Von welchen Medikamenten wird abgeraten?
„Bemängelt haben wir bei vielen Mitteln den zum Teil hohen Alkoholgehalt“, sagt Johanna Lederer, Apothekerin bei Stiftung Warentest. So schnitt ein Erkältungssaft mit 18 Prozent Alkohol besonders schlecht ab. Dabei geht es nicht um die Menge des Alkohols, sondern um gefährliche Wechselwirkungen. Denn aufgrund des Alkohols wird nicht nur der Wirkstoff verstärkt, sondern auch mögliche Nebenwirkungen eines weiteren Präparats, das vielleicht eingenommen werden muss. Riskant ist zudem, dass man sich nach der Einnahme besser fühlt – Autofahren scheint kein Problem zu sein. Doch die Wirkung hält meist nur kurzfristig an, warnt Lederer. Schnell setzt erneut Müdigkeit ein, die Reaktionen werden langsamer. Eine weitere bedenkliche Gruppe sind die sogenannten Kombipräparate. Dabei handelt es sich um Mittel, bei denen mehrere Wirkstoffe miteinander kombiniert werden, um mehrere Symptome auf einmal zu bekämpfen.

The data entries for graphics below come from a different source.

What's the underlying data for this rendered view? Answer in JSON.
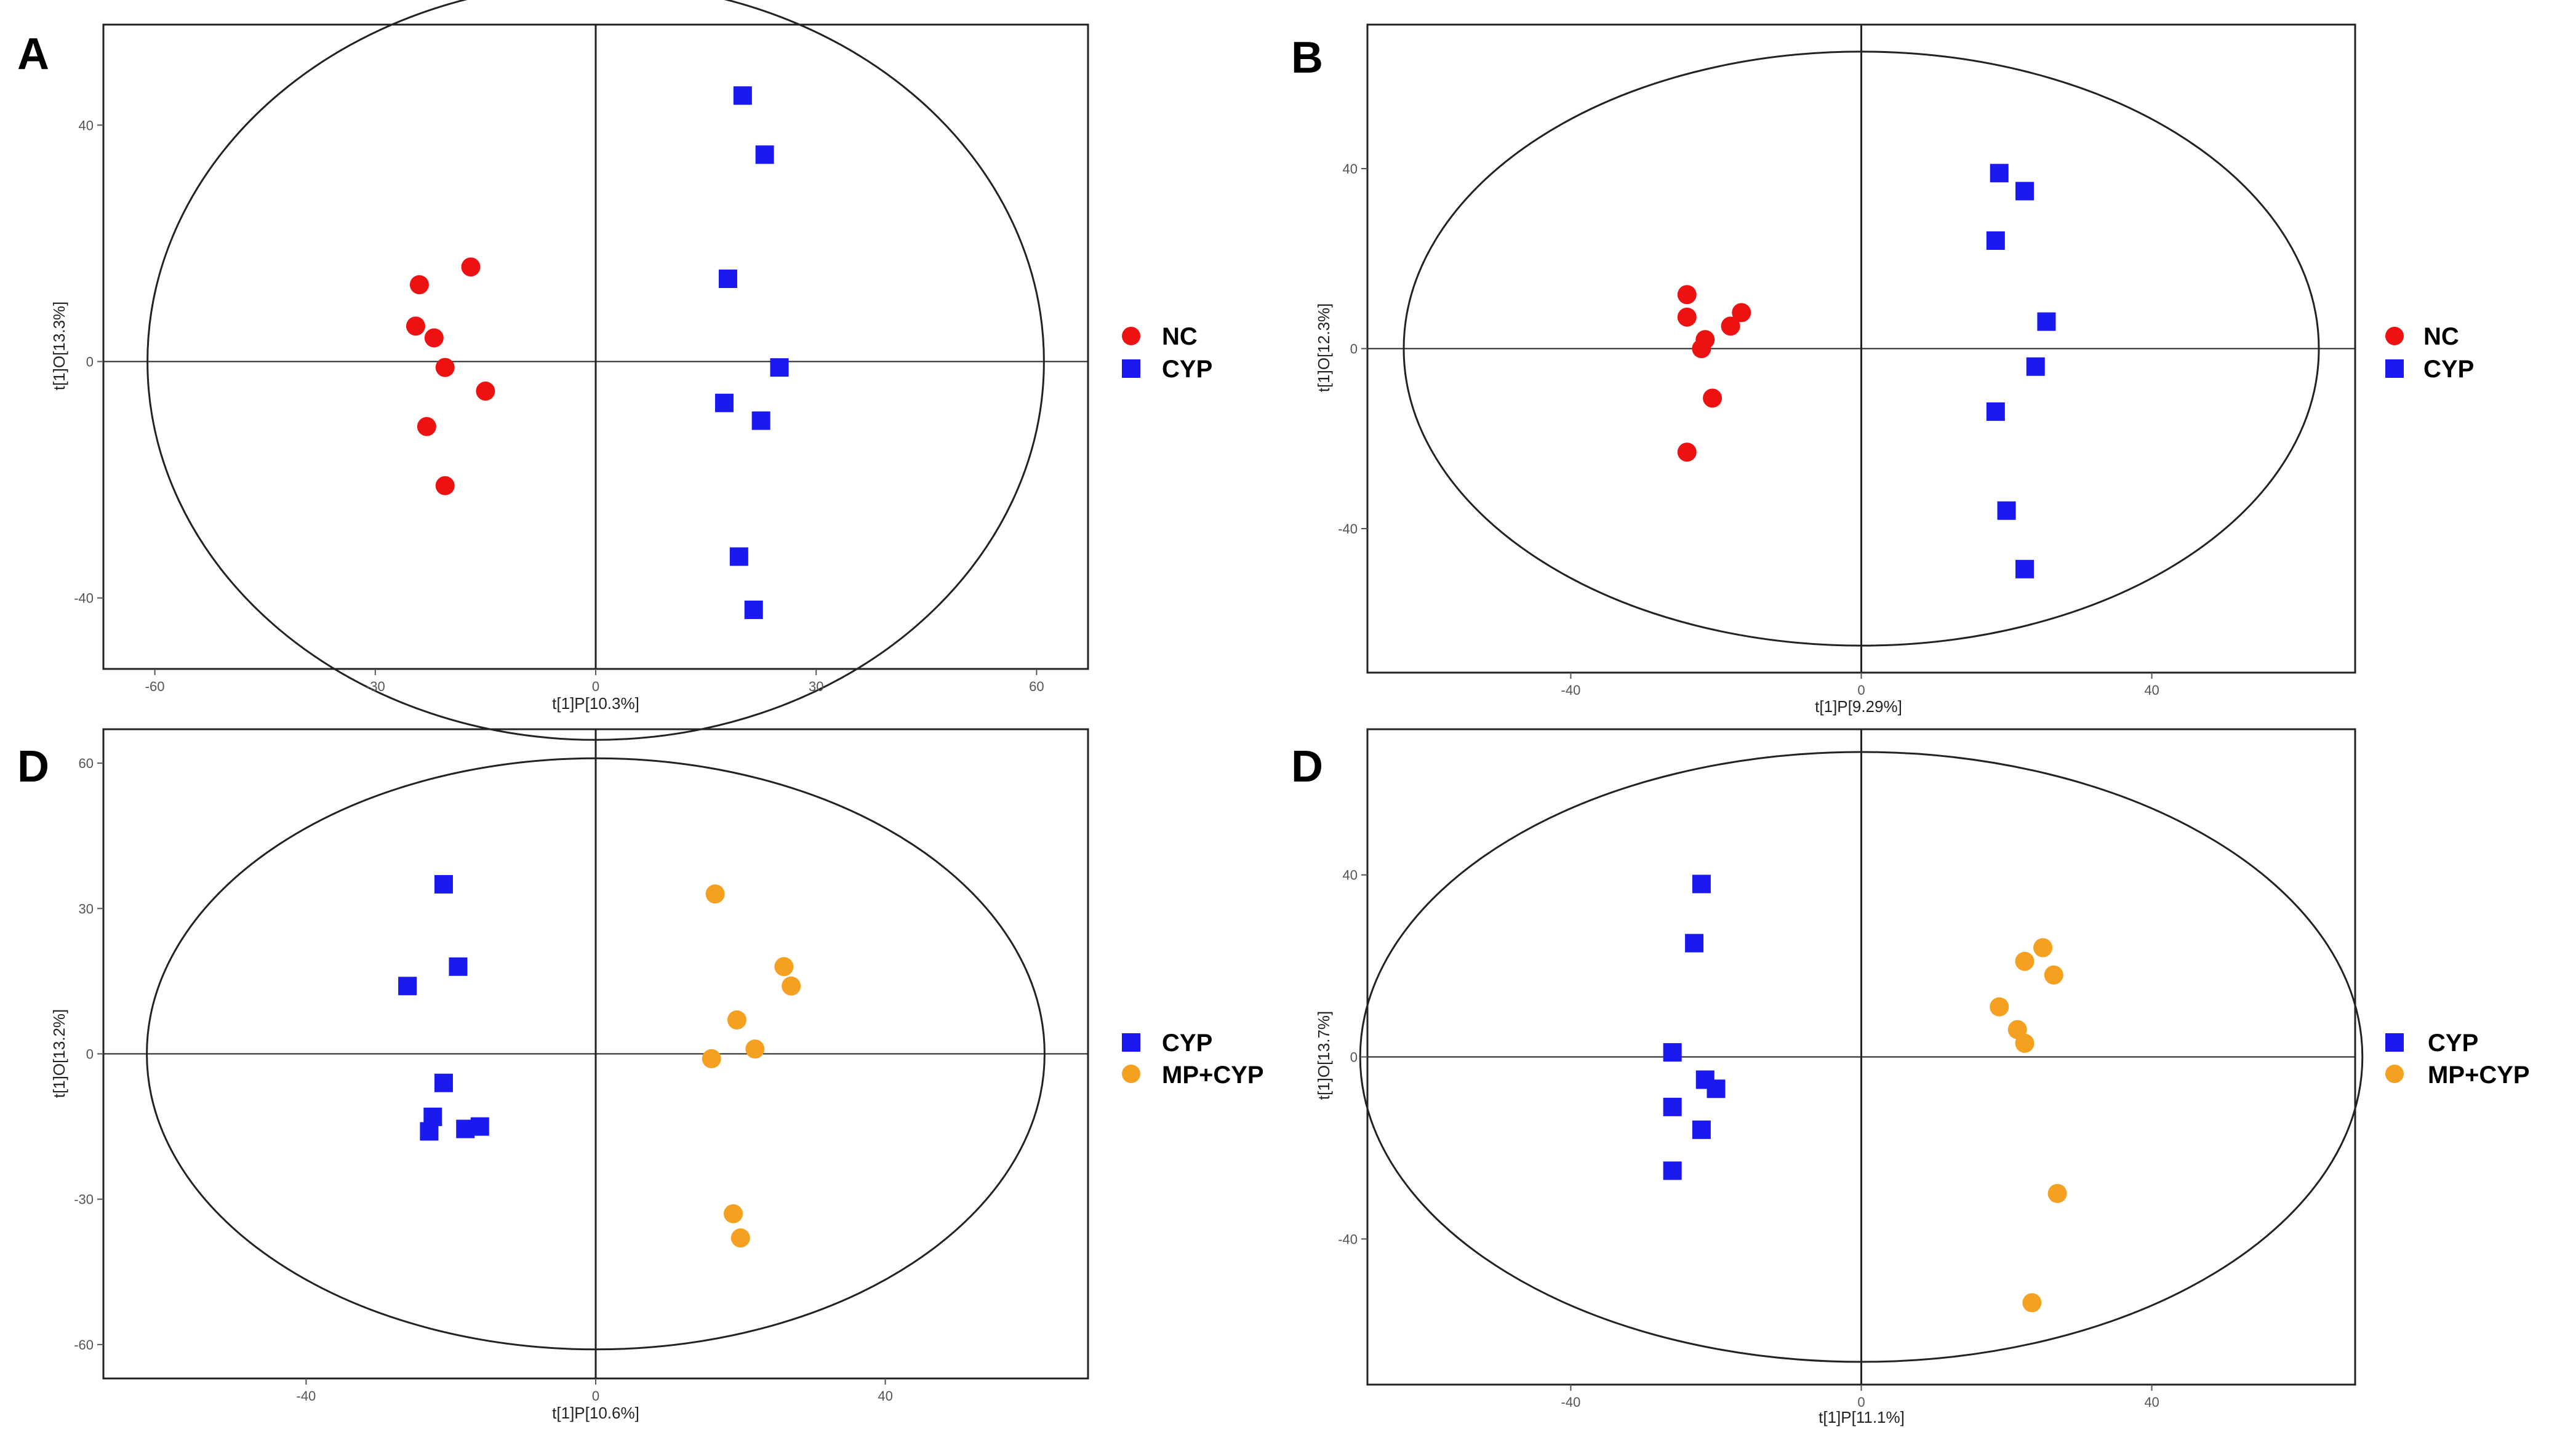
{
  "colors": {
    "NC": "#ee1111",
    "CYP": "#1a1aee",
    "MP+CYP": "#f5a020",
    "axis": "#222222",
    "tick": "#555555"
  },
  "chart_data": [
    {
      "panel": "A",
      "type": "scatter",
      "xlabel": "t[1]P[10.3%]",
      "ylabel": "t[1]O[13.3%]",
      "xlim": [
        -67,
        67
      ],
      "ylim": [
        -52,
        57
      ],
      "xticks": [
        -60,
        -30,
        0,
        30,
        60
      ],
      "yticks": [
        -40,
        0,
        40
      ],
      "ellipse": {
        "rx": 61,
        "ry": 64
      },
      "series": [
        {
          "name": "NC",
          "marker": "circle",
          "points": [
            [
              -24,
              13
            ],
            [
              -17,
              16
            ],
            [
              -22,
              4
            ],
            [
              -24.5,
              6
            ],
            [
              -20.5,
              -1
            ],
            [
              -15,
              -5
            ],
            [
              -23,
              -11
            ],
            [
              -20.5,
              -21
            ]
          ]
        },
        {
          "name": "CYP",
          "marker": "square",
          "points": [
            [
              20,
              45
            ],
            [
              23,
              35
            ],
            [
              18,
              14
            ],
            [
              25,
              -1
            ],
            [
              17.5,
              -7
            ],
            [
              22.5,
              -10
            ],
            [
              19.5,
              -33
            ],
            [
              21.5,
              -42
            ]
          ]
        }
      ]
    },
    {
      "panel": "B",
      "type": "scatter",
      "xlabel": "t[1]P[9.29%]",
      "ylabel": "t[1]O[12.3%]",
      "xlim": [
        -68,
        68
      ],
      "ylim": [
        -72,
        72
      ],
      "xticks": [
        -40,
        0,
        40
      ],
      "yticks": [
        -40,
        0,
        40
      ],
      "ellipse": {
        "rx": 63,
        "ry": 66
      },
      "series": [
        {
          "name": "NC",
          "marker": "circle",
          "points": [
            [
              -24,
              12
            ],
            [
              -24,
              7
            ],
            [
              -21.5,
              2
            ],
            [
              -22,
              0
            ],
            [
              -18,
              5
            ],
            [
              -16.5,
              8
            ],
            [
              -20.5,
              -11
            ],
            [
              -24,
              -23
            ]
          ]
        },
        {
          "name": "CYP",
          "marker": "square",
          "points": [
            [
              19,
              39
            ],
            [
              22.5,
              35
            ],
            [
              18.5,
              24
            ],
            [
              25.5,
              6
            ],
            [
              24,
              -4
            ],
            [
              18.5,
              -14
            ],
            [
              20,
              -36
            ],
            [
              22.5,
              -49
            ]
          ]
        }
      ]
    },
    {
      "panel": "D",
      "type": "scatter",
      "xlabel": "t[1]P[10.6%]",
      "ylabel": "t[1]O[13.2%]",
      "xlim": [
        -68,
        68
      ],
      "ylim": [
        -67,
        67
      ],
      "xticks": [
        -40,
        0,
        40
      ],
      "yticks": [
        -60,
        -30,
        0,
        30,
        60
      ],
      "ellipse": {
        "rx": 62,
        "ry": 61
      },
      "series": [
        {
          "name": "CYP",
          "marker": "square",
          "points": [
            [
              -21,
              35
            ],
            [
              -19,
              18
            ],
            [
              -26,
              14
            ],
            [
              -21,
              -6
            ],
            [
              -22.5,
              -13
            ],
            [
              -23,
              -16
            ],
            [
              -18,
              -15.5
            ],
            [
              -16,
              -15
            ]
          ]
        },
        {
          "name": "MP+CYP",
          "marker": "circle",
          "points": [
            [
              16.5,
              33
            ],
            [
              26,
              18
            ],
            [
              27,
              14
            ],
            [
              19.5,
              7
            ],
            [
              22,
              1
            ],
            [
              16,
              -1
            ],
            [
              19,
              -33
            ],
            [
              20,
              -38
            ]
          ]
        }
      ]
    },
    {
      "panel": "D",
      "type": "scatter",
      "xlabel": "t[1]P[11.1%]",
      "ylabel": "t[1]O[13.7%]",
      "xlim": [
        -68,
        68
      ],
      "ylim": [
        -72,
        72
      ],
      "xticks": [
        -40,
        0,
        40
      ],
      "yticks": [
        -40,
        0,
        40
      ],
      "ellipse": {
        "rx": 69,
        "ry": 67
      },
      "series": [
        {
          "name": "CYP",
          "marker": "square",
          "points": [
            [
              -22,
              38
            ],
            [
              -23,
              25
            ],
            [
              -26,
              1
            ],
            [
              -21.5,
              -5
            ],
            [
              -20,
              -7
            ],
            [
              -26,
              -11
            ],
            [
              -22,
              -16
            ],
            [
              -26,
              -25
            ]
          ]
        },
        {
          "name": "MP+CYP",
          "marker": "circle",
          "points": [
            [
              25,
              24
            ],
            [
              22.5,
              21
            ],
            [
              26.5,
              18
            ],
            [
              19,
              11
            ],
            [
              21.5,
              6
            ],
            [
              22.5,
              3
            ],
            [
              27,
              -30
            ],
            [
              23.5,
              -54
            ]
          ]
        }
      ]
    }
  ],
  "legends": [
    {
      "items": [
        "NC",
        "CYP"
      ]
    },
    {
      "items": [
        "NC",
        "CYP"
      ]
    },
    {
      "items": [
        "CYP",
        "MP+CYP"
      ]
    },
    {
      "items": [
        "CYP",
        "MP+CYP"
      ]
    }
  ]
}
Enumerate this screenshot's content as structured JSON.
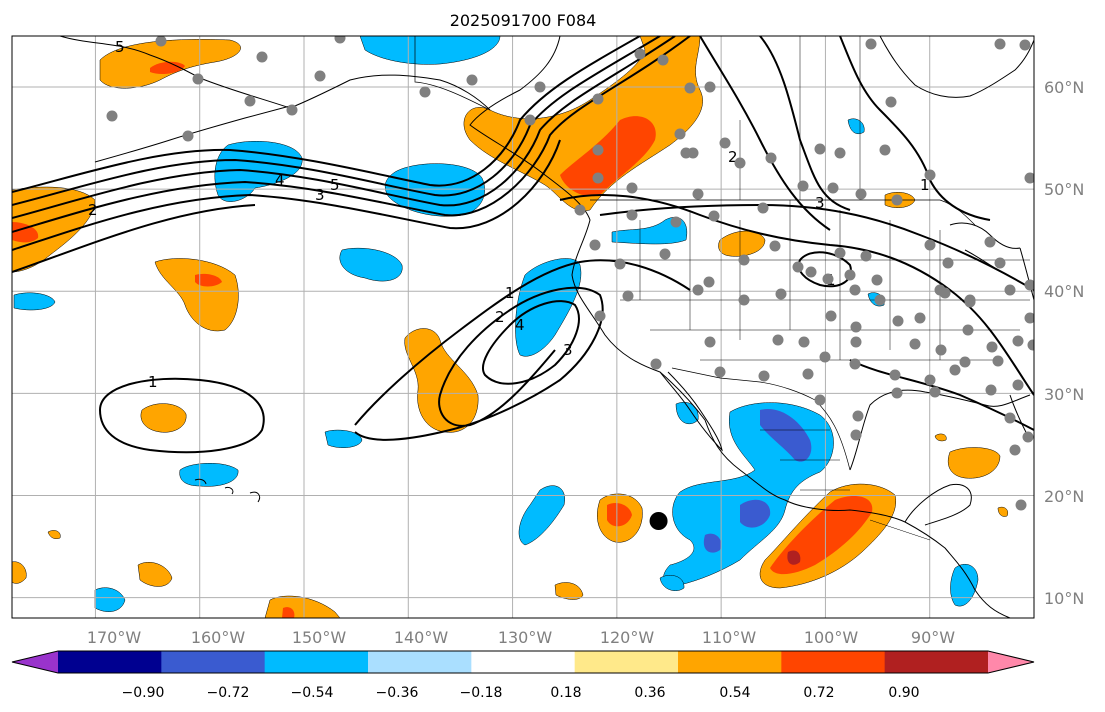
{
  "title": "2025091700 F084",
  "map": {
    "extent": {
      "lon_min": -178,
      "lon_max": -80,
      "lat_min": 8,
      "lat_max": 65
    },
    "lat_gridlines": [
      10,
      20,
      30,
      40,
      50,
      60
    ],
    "lon_gridlines": [
      -170,
      -160,
      -150,
      -140,
      -130,
      -120,
      -110,
      -100,
      -90
    ],
    "lat_labels": [
      "10°N",
      "20°N",
      "30°N",
      "40°N",
      "50°N",
      "60°N"
    ],
    "lon_labels": [
      "170°W",
      "160°W",
      "150°W",
      "140°W",
      "130°W",
      "120°W",
      "110°W",
      "100°W",
      "90°W"
    ],
    "contour_labels": [
      "1",
      "2",
      "3",
      "4",
      "5"
    ],
    "marked_location": {
      "lon": -116,
      "lat": 17.5
    }
  },
  "colorbar": {
    "ticks": [
      "−0.90",
      "−0.72",
      "−0.54",
      "−0.36",
      "−0.18",
      "0.18",
      "0.36",
      "0.54",
      "0.72",
      "0.90"
    ],
    "colors": [
      "#9933cc",
      "#000090",
      "#3a5bd0",
      "#00bbff",
      "#aadfff",
      "#ffffff",
      "#ffe98a",
      "#ffa500",
      "#ff4500",
      "#b02020",
      "#ff88aa"
    ]
  },
  "colors": {
    "grid": "#b0b0b0",
    "blue_mid": "#00bbff",
    "blue_dark": "#3a5bd0",
    "orange": "#ffa500",
    "red_orange": "#ff4500",
    "dark_red": "#b02020",
    "station": "#808080"
  }
}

Doch jeder Wirkstoff kann Nebenwirkungen entfalten, die sich dann ebenfalls summieren. „Kombi-Präparate, die wir besonders ablehnen, sind Schmerzmittel, deren Wirkstoffe mit Koffein verbunden sind“, sagt Glaeske. So ließe sich bis jetzt nicht zweifelsfrei nachweisen, dass Koffein die Wirkung von Schmerzmitteln so sehr verstärkt, dass dies für Anwender einen Vorteil bringe. Zum anderen kann die belebende Wirkung des Koffeins dazu verleiten, die Kombipräparate öfter und länger einzunehmen, als geraten. Dann steigt das Risiko für Nebenwirkungen der Schmerzmittel, beispielsweise auf die Nieren oder den Magen-Darm-Trakt. Weitere bekannte Nebenwirkungen sind zudem Schlaflosigkeit, Unruhe und Herzrasen.
Ist rezeptfreie Arznei generell abzulehnen?
Die Stiftung Warentester beantworten diese Frage mit einem eindeutigen Nein. „Es gibt viele Medikamente, darunter auch pflanzliche, die durchaus empfehlenswert sind wie beispielsweise Johanniskrautextraktpräparate und Baldrianpräparate“, sagt der Pharmazeut Glaeske. Auch manche Kombinationen gegen Bluthochdruck sind sinnvoll. Wer sich unsicher ist, sollte beim Arzt und auch beim Apotheker gezielt nachfragen, bestätigt Stefan Möbius, Sprecher der Landesapothekenkammer Baden-Württemberg.
Worauf sollte man als Verbraucher beim Kauf von rezeptfreien Mitteln achten?
Weniger ist oft mehr. Statt bei Erkältungen gleich einen Komplex an Wirkstoffen zu nehmen, sollten die Symptome gezielt behandelt werden, sagt die Apothekerin Johanna Lederer. Beispielsweise hilft bei Schmerzen und Fieber Paracetamol. Bei Schnupfen sollte ein abschwellendes Nasenspray dazugenommen werden.

„Es ist wichtig, dass man in der Apotheke nicht einfach ein bestimmtes Mittel gegen Erkältung verlangt, sondern dem Apotheker seine Beschwerden beschreibt“, sagt auch Stefan Möbius von der Landesapothekenkammer. Wer aufgrund chronischer Leiden regelmäßig Medikamente einnehmen muss, sollte auch diese dem Apotheker nennen. „Nur so kann der Fachmann auch zu einem geeigneten Präparat raten, das keine Wechselwirkung mit den verschriebenen Arzneimitteln erzeugt“, sagt Möbius. Oder den Kunden von der Selbstmedikation abraten und ihn lieber zum Arzt schicken.